Control works. Until it doesn’t.
In the early stages, control can be useful. Tracking food. Clear rules. Tight boundaries. It gives shape to chaos and creates momentum when nothing feels predictable yet.
The problem is when control becomes the only skill you have.
Because control requires constant attention. It only functions well when sleep is decent, stress is low, and life behaves. When those conditions change, which they always do… the system starts to strain.
Hunger gets loud. Fatigue shows up. Small fluctuations start to feel loaded. And the instinct is to clamp down harder because it feels safer than uncertainty.
That’s usually where things begin to unravel.
To explain what I mean by the term “Body Trust”:
It’s not the absence of structure, rather, it is what develops after structure has done its job.
It’s built through repetition, not belief. Eating consistently. Fueling training properly. Allowing weight to move without reacting to every change. Noticing patterns instead of overriding them.
Over time, the body becomes easier to work with. Not perfectly predictable, but no longer volatile.

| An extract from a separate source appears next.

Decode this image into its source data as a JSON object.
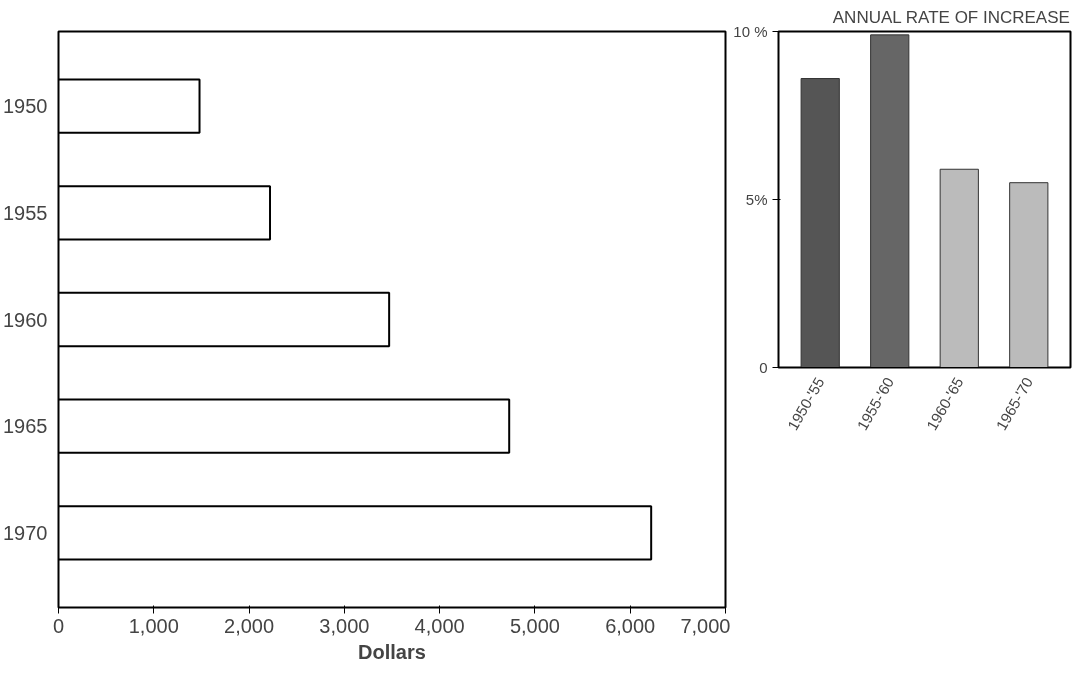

When control is the only tool available, everything feels fragile. Progress feels temporary. Maintenance feels risky. Rest feels like something that has to be earned.
Trust changes that dynamic.
Fat loss often benefits from control. Maintenance depends on trust. And the skill is knowing when to shift from one to the other, instead of trying to hold the same level of control forever.
That transition is where long-term results are made.